Aku nggak minder lagi.

Aku mengakhiri kelas 1 tanpa keterampilan apa-apa. Nggak bisa nulis, nggak bisa baca, nggak bisa ngitung, nggak bisa ngegambar juga. Tapi aku bisa naik kelas ke kelas 2 SD karena mesti pindah rumah ke Cibitung.

SD Inpres sekarang udah nggak ada. Udah tergusur dan jadi Tol Bekasi itu. Malang sekali nasibnya. 

Akhirnya aku bisa baca juga! Kalimat pertama yang aku baca adalah sebuah iklan rokok di TV. Aku tiba-tiba membaca begitu saja tulisan di TV itu tanpa mengeja. Tulisan itu adalah, "Gudang Garam Filter, Pria Punya Selera." Itu terjadi pas menjelang kelas 3 di SDN Cibitung 2. Tentu saja, itu berkat keras Ibu yang ngajarin aku baca. Bu Kursi, guru SD kelas 2 yang sayang banget sama aku karena aku imut juga ikut berkontribusi ngajarin aku baca. 
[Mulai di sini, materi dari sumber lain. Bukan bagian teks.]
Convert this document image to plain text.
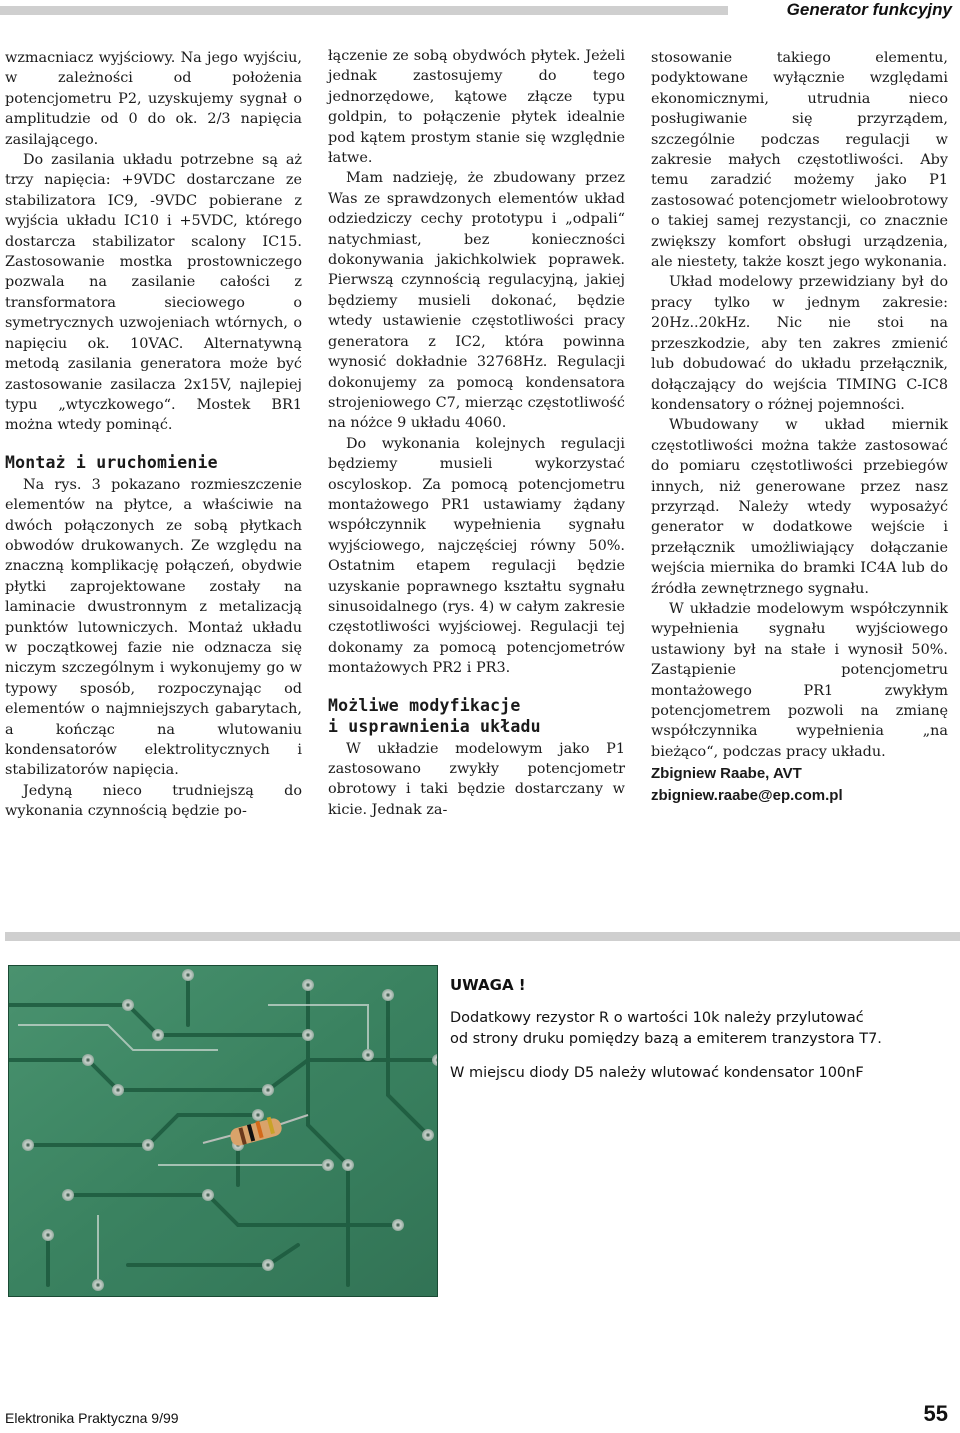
Generator funkcyjny

wzmacniacz wyjściowy. Na jego wyjściu, w zależności od położenia potencjometru P2, uzyskujemy sygnał o amplitudzie od 0 do ok. 2/3 napięcia zasilającego.

Do zasilania układu potrzebne są aż trzy napięcia: +9VDC dostarczane ze stabilizatora IC9, -9VDC pobierane z wyjścia układu IC10 i +5VDC, którego dostarcza stabilizator scalony IC15. Zastosowanie mostka prostowniczego pozwala na zasilanie całości z transformatora sieciowego o symetrycznych uzwojeniach wtórnych, o napięciu ok. 10VAC. Alternatywną metodą zasilania generatora może być zastosowanie zasilacza 2x15V, najlepiej typu „wtyczkowego“. Mostek BR1 można wtedy pominąć.

Montaż i uruchomienie

Na rys. 3 pokazano rozmieszczenie elementów na płytce, a właściwie na dwóch połączonych ze sobą płytkach obwodów drukowanych. Ze względu na znaczną komplikację połączeń, obydwie płytki zaprojektowane zostały na laminacie dwustronnym z metalizacją punktów lutowniczych. Montaż układu w początkowej fazie nie odznacza się niczym szczególnym i wykonujemy go w typowy sposób, rozpoczynając od elementów o najmniejszych gabarytach, a kończąc na wlutowaniu kondensatorów elektrolitycznych i stabilizatorów napięcia.

Jedyną nieco trudniejszą do wykonania czynnością będzie po-

łączenie ze sobą obydwóch płytek. Jeżeli jednak zastosujemy do tego jednorzędowe, kątowe złącze typu goldpin, to połączenie płytek idealnie pod kątem prostym stanie się względnie łatwe.

Mam nadzieję, że zbudowany przez Was ze sprawdzonych elementów układ odziedziczy cechy prototypu i „odpali“ natychmiast, bez konieczności dokonywania jakichkolwiek poprawek. Pierwszą czynnością regulacyjną, jakiej będziemy musieli dokonać, będzie wtedy ustawienie częstotliwości pracy generatora z IC2, która powinna wynosić dokładnie 32768Hz. Regulacji dokonujemy za pomocą kondensatora strojeniowego C7, mierząc częstotliwość na nóżce 9 układu 4060.

Do wykonania kolejnych regulacji będziemy musieli wykorzystać oscyloskop. Za pomocą potencjometru montażowego PR1 ustawiamy żądany współczynnik wypełnienia sygnału wyjściowego, najczęściej równy 50%. Ostatnim etapem regulacji będzie uzyskanie poprawnego kształtu sygnału sinusoidalnego (rys. 4) w całym zakresie częstotliwości wyjściowej. Regulacji tej dokonamy za pomocą potencjometrów montażowych PR2 i PR3.

Możliwe modyfikacje
i usprawnienia układu

W układzie modelowym jako P1 zastosowano zwykły potencjometr obrotowy i taki będzie dostarczany w kicie. Jednak za-

stosowanie takiego elementu, podyktowane wyłącznie względami ekonomicznymi, utrudnia nieco posługiwanie się przyrządem, szczególnie podczas regulacji w zakresie małych częstotliwości. Aby temu zaradzić możemy jako P1 zastosować potencjometr wieloobrotowy o takiej samej rezystancji, co znacznie zwiększy komfort obsługi urządzenia, ale niestety, także koszt jego wykonania.

Układ modelowy przewidziany był do pracy tylko w jednym zakresie: 20Hz..20kHz. Nic nie stoi na przeszkodzie, aby ten zakres zmienić lub dobudować do układu przełącznik, dołączający do wejścia TIMING C-IC8 kondensatory o różnej pojemności.

Wbudowany w układ miernik częstotliwości można także zastosować do pomiaru częstotliwości przebiegów innych, niż generowane przez nasz przyrząd. Należy wtedy wyposażyć generator w dodatkowe wejście i przełącznik umożliwiający dołączanie wejścia miernika do bramki IC4A lub do źródła zewnętrznego sygnału.

W układzie modelowym współczynnik wypełnienia sygnału wyjściowego ustawiony był na stałe i wynosił 50%. Zastąpienie potencjometru montażowego PR1 zwykłym potencjometrem pozwoli na zmianę współczynnika wypełnienia „na bieżąco“, podczas pracy układu.

Zbigniew Raabe, AVT

zbigniew.raabe@ep.com.pl

UWAGA !

Dodatkowy rezystor R o wartości 10k należy przylutować

od strony druku pomiędzy bazą a emiterem tranzystora T7.

W miejscu diody D5 należy wlutować kondensator 100nF

Elektronika Praktyczna 9/99	55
Sejak saat itu, aku bisa baca. Apapun aku baca. Kecuali baca soal cerita di pelajaran Matematika. 

Aku juga pisah sama Bu Kursi dan harus tabah menghadapi Bu Endang yang galak. 

Bu Endang ini tetangga satu komplek. Aku ketakutan. Aku harus pura-pura sakit tiap kali aku jenuh di sekolah. Supaya Pak Guru segera memboncengkanku dan mengantarkan ku pulang ke rumah. Supaya nggak diajar sama Bu Endang.

Aku, lagi-lagi, benci sekolah. 

Kehidupan sekolahku berubah jadi tidak ramah setelah itu. Apalagi saat pindah sekolah SD (lagi) ke Boyolali. Sekolah jadi sesuatu yang berat dan membosankan.

Sekarang, aku mengalami banyak hal berat daripada masa-masa sekolah itu. Dan aku pikir, Toh, pada akhirnya nanti, semuanya akan berlalu. Seperti lembaran buku yang kemarin kita baca dan kemudian ingatannya menempel di otak.

Dunia memang tidak berjalan sesuai dengan kemauan kita. Aku rasa, aku hanya harus memainkan seni, tentang bagaimana caranya memilih kebahagiaan.